Dr. Hilpert trat in den Waschraum hinaus, wo Professor Bergmeister sich gerade von Schwester Gerda aus dem Operationskittel helfen ließ. Er wirkte sehr müde, nahm Brille mit Stirnlupe ab, strich sich mit der Hand über die Augen.
„Soviel ich weiß, haben Sie noch zwei Eingriffe heute morgen?“ fragte er.

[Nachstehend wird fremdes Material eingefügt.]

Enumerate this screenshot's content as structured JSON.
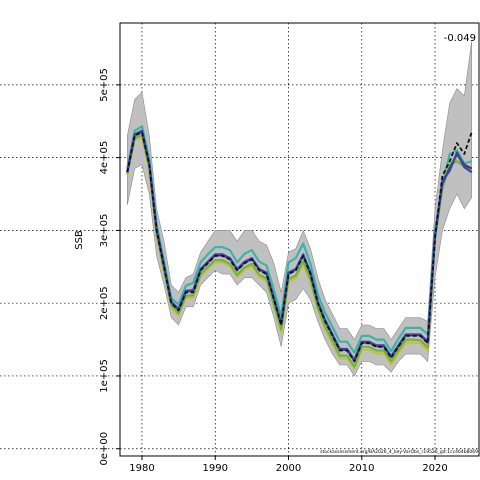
{
  "chart_data": {
    "type": "line",
    "title": "",
    "xlabel": "",
    "ylabel": "SSB",
    "xlim": [
      1977,
      2026
    ],
    "ylim": [
      -10000,
      585000
    ],
    "x_ticks": [
      1980,
      1990,
      2000,
      2010,
      2020
    ],
    "x_tick_labels": [
      "1980",
      "1990",
      "2000",
      "2010",
      "2020"
    ],
    "y_ticks": [
      0,
      100000,
      200000,
      300000,
      400000,
      500000
    ],
    "y_tick_labels": [
      "0e+00",
      "1e+05",
      "2e+05",
      "3e+05",
      "4e+05",
      "5e+05"
    ],
    "grid": true,
    "annotation": "-0.049",
    "footnote": "stockassessment.org/BA2026_4_key-VarObs_r19526_git:1cc464b8069",
    "colors": {
      "band": "#c0c0c0",
      "band_edge": "#8c8c8c",
      "teal": "#3db3a8",
      "yellow": "#c5c03a",
      "green": "#6fb348",
      "purple": "#4d2d7c",
      "blue": "#3a43a8",
      "black": "#111111",
      "grid": "#000000"
    },
    "years": [
      1978,
      1979,
      1980,
      1981,
      1982,
      1983,
      1984,
      1985,
      1986,
      1987,
      1988,
      1989,
      1990,
      1991,
      1992,
      1993,
      1994,
      1995,
      1996,
      1997,
      1998,
      1999,
      2000,
      2001,
      2002,
      2003,
      2004,
      2005,
      2006,
      2007,
      2008,
      2009,
      2010,
      2011,
      2012,
      2013,
      2014,
      2015,
      2016,
      2017,
      2018,
      2019,
      2020,
      2021,
      2022,
      2023,
      2024,
      2025
    ],
    "ci_upper": [
      430000,
      480000,
      490000,
      430000,
      330000,
      285000,
      225000,
      215000,
      235000,
      240000,
      270000,
      285000,
      300000,
      300000,
      300000,
      285000,
      300000,
      300000,
      285000,
      280000,
      255000,
      215000,
      270000,
      275000,
      300000,
      275000,
      235000,
      205000,
      185000,
      165000,
      165000,
      150000,
      170000,
      170000,
      165000,
      165000,
      150000,
      165000,
      180000,
      180000,
      180000,
      175000,
      330000,
      410000,
      475000,
      495000,
      485000,
      560000
    ],
    "ci_lower": [
      335000,
      385000,
      390000,
      350000,
      265000,
      225000,
      180000,
      170000,
      195000,
      195000,
      225000,
      235000,
      245000,
      240000,
      240000,
      225000,
      235000,
      235000,
      225000,
      215000,
      180000,
      140000,
      200000,
      205000,
      220000,
      205000,
      175000,
      150000,
      130000,
      115000,
      115000,
      100000,
      120000,
      120000,
      115000,
      115000,
      105000,
      120000,
      130000,
      130000,
      130000,
      120000,
      235000,
      300000,
      330000,
      350000,
      330000,
      345000
    ],
    "series": [
      {
        "key": "black",
        "color": "#111111",
        "dashed": true,
        "values": [
          380000,
          430000,
          435000,
          390000,
          300000,
          250000,
          200000,
          190000,
          215000,
          215000,
          245000,
          255000,
          265000,
          265000,
          260000,
          245000,
          255000,
          260000,
          245000,
          240000,
          205000,
          170000,
          240000,
          245000,
          265000,
          240000,
          200000,
          175000,
          155000,
          135000,
          135000,
          120000,
          145000,
          145000,
          140000,
          140000,
          125000,
          140000,
          155000,
          155000,
          155000,
          145000,
          290000,
          375000,
          395000,
          420000,
          405000,
          435000
        ]
      },
      {
        "key": "teal",
        "color": "#3db3a8",
        "dashed": false,
        "values": [
          385000,
          437000,
          443000,
          398000,
          308000,
          258000,
          207000,
          198000,
          224000,
          228000,
          256000,
          267000,
          277000,
          277000,
          273000,
          256000,
          268000,
          273000,
          257000,
          252000,
          218000,
          182000,
          256000,
          262000,
          282000,
          254000,
          212000,
          187000,
          167000,
          147000,
          147000,
          132000,
          155000,
          155000,
          150000,
          150000,
          134000,
          151000,
          166000,
          166000,
          166000,
          157000,
          300000,
          362000,
          405000,
          410000,
          392000,
          395000
        ]
      },
      {
        "key": "yellow",
        "color": "#c5c03a",
        "dashed": false,
        "values": [
          376000,
          425000,
          428000,
          383000,
          293000,
          243000,
          194000,
          183000,
          207000,
          208000,
          237000,
          247000,
          256000,
          256000,
          251000,
          236000,
          246000,
          251000,
          236000,
          231000,
          196000,
          160000,
          230000,
          234000,
          254000,
          229000,
          190000,
          164000,
          144000,
          124000,
          124000,
          110000,
          136000,
          136000,
          131000,
          131000,
          116000,
          131000,
          146000,
          146000,
          145000,
          135000,
          292000,
          360000,
          392000,
          400000,
          390000,
          385000
        ]
      },
      {
        "key": "green",
        "color": "#6fb348",
        "dashed": false,
        "values": [
          378000,
          427000,
          431000,
          386000,
          296000,
          246000,
          197000,
          186000,
          210000,
          211000,
          240000,
          250000,
          259000,
          259000,
          254000,
          239000,
          249000,
          254000,
          239000,
          234000,
          199000,
          164000,
          233000,
          238000,
          258000,
          233000,
          194000,
          168000,
          148000,
          128000,
          128000,
          113000,
          140000,
          140000,
          135000,
          135000,
          120000,
          135000,
          150000,
          150000,
          149000,
          139000,
          290000,
          358000,
          390000,
          395000,
          388000,
          380000
        ]
      },
      {
        "key": "purple",
        "color": "#4d2d7c",
        "dashed": false,
        "values": [
          380000,
          431000,
          436000,
          391000,
          301000,
          251000,
          201000,
          191000,
          216000,
          217000,
          246000,
          256000,
          266000,
          266000,
          261000,
          246000,
          256000,
          261000,
          246000,
          241000,
          206000,
          171000,
          241000,
          246000,
          266000,
          241000,
          201000,
          176000,
          156000,
          136000,
          136000,
          121000,
          146000,
          146000,
          141000,
          141000,
          126000,
          141000,
          156000,
          156000,
          156000,
          146000,
          292000,
          365000,
          385000,
          405000,
          390000,
          385000
        ]
      },
      {
        "key": "blue",
        "color": "#3a43a8",
        "dashed": false,
        "values": [
          381000,
          432000,
          437000,
          392000,
          302000,
          252000,
          202000,
          192000,
          217000,
          218000,
          247000,
          257000,
          267000,
          267000,
          262000,
          247000,
          257000,
          262000,
          247000,
          242000,
          207000,
          172000,
          242000,
          247000,
          267000,
          242000,
          202000,
          177000,
          157000,
          137000,
          137000,
          122000,
          147000,
          147000,
          142000,
          142000,
          127000,
          142000,
          157000,
          157000,
          157000,
          147000,
          292000,
          368000,
          382000,
          407000,
          387000,
          380000
        ]
      }
    ]
  }
}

„Ja, Herr Professor. Eine Splitterextraktion und ein Glaukom.“
„Ich hätte Sie gern gesprochen …”
Dr. Hilpert warf unwillkürlich einen Blick auf die große weiße Uhr, die in die Wandkacheln eingelassen war.
„Nicht jetzt“, sagte Professor Bergmeister rasch, „ich will Sie um Gottes willen nicht aufhalten …“
„Ich denke, ich werde nach elf Uhr fertig sein. Wenn es Ihnen recht ist …“
„Ja, bitte“, sagte Professor Bergmeister mit einem schwachen Lächeln, „ich erwarte Sie in meinem Arbeitsraum.“
Als Dr. Hilpert den Waschraum verließ, sah er die Mutter der Patientin und Gabriele Zerling beieinanderstehen. Frau Wigand war so blaß, daß das Rouge, das sie sich auf die Wangen gelegt hatte, sich hart gegen ihre blutlose Haut abzeichnete. Alle Tünche schien gleichsam von ihrem heute früh noch so sorgfältig zurechtgemachten Gesicht abgebröckelt zu sein.
Gabriele Zerling sah ihn sofort, sie hatte auf ihn gewartet. „Herr Doktor, bitte …“, sagte sie und machte einen Schritt zur Mitte des Ganges hin.
Er zog, seltsam berührt durch ihre unerwartet förmliche Anrede, die Augenbrauen hoch. „Ja …?“
„Herr Doktor, könnten Sie Frau Wigand bitte sagen, wie die Operation verlaufen ist? Sie macht sich solche Sorgen.“
Dr. Hilpert wandte sich der Mutter der Patientin zu und setzte ein Lächeln auf, von dem er selber spürte, daß es allzu berufsmäßig wirkte. „Aber dazu ist gar kein Grund vorhanden, gnädige Frau“, sagte er beruhigend.